Airservices selected Frequentis Australasia after a rigorous bidding process that included two other suppliers, One Sky and Altitude Angel, which also have strong track records with integrated air traffic management.  Altitude Angel is the leading drone technology supplier to the 165-mile Project Skyway, the largest unmanned drone corridor in the world.

But Frequentis, which has offices in four Australian cities and works closely with the Royal Australian Air Force, may have had the edge due to its local national affiliation and pre-existing government and business ties, sources say.

Australia is hardly alone in its concern over integrated traffic management systems.  The FAA has enlisted a number of leading drone companies, as well as government agencies, into trial air traffic systems to better understand their technical requirements and potential limitations.  The European air traffic organization, EASA, has done the same.  These trials generally focus on drone delivery vehicles not on passenger drones, which are not scheduled to be commercialized for another year or two.

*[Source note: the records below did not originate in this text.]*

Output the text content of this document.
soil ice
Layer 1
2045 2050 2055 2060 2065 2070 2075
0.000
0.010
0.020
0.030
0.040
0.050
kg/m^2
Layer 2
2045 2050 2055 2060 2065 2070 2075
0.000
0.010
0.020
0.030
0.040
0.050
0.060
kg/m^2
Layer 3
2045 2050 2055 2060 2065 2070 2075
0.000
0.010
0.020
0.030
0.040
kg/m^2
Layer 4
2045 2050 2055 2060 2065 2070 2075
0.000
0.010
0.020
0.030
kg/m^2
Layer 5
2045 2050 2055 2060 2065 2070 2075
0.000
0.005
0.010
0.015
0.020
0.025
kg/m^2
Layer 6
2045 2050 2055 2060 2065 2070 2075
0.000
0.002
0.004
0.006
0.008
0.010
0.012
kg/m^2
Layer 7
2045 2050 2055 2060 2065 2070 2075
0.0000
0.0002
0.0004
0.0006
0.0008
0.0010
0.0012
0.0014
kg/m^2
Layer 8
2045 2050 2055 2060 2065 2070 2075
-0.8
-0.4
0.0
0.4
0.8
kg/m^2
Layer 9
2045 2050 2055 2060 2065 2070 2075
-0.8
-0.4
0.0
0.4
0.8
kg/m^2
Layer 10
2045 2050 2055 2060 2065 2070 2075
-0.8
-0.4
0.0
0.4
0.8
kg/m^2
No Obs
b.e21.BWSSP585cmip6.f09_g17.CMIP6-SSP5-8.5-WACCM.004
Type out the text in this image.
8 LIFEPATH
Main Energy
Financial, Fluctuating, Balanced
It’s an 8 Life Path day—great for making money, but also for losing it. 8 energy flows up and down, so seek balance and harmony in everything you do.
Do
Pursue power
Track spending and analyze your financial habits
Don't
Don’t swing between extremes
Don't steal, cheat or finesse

Most air taxis currently in advanced prototype development are expected to be  introduced commercially as elite passenger shuttles at major international airports. So far, the FAA’s main air traffic management focus is how to ensure that the flight routes and patterns of air taxis and commercial airliners – normally managed separately – can be coordinated effectively, with minimum safety risk.

Australia Airservices says it estimates that the country’s total unmanned aircraft operations will increase nearly 40 times – to 60 million flights annually – by the time air taxis are ready to shepherd visitors to the Brisbane Olympics in 2032.

While developing its own pioneering national system, Airservices says it plans to coordinate closely with the EASA to ensure conformity with emerging European-wide air traffic standards.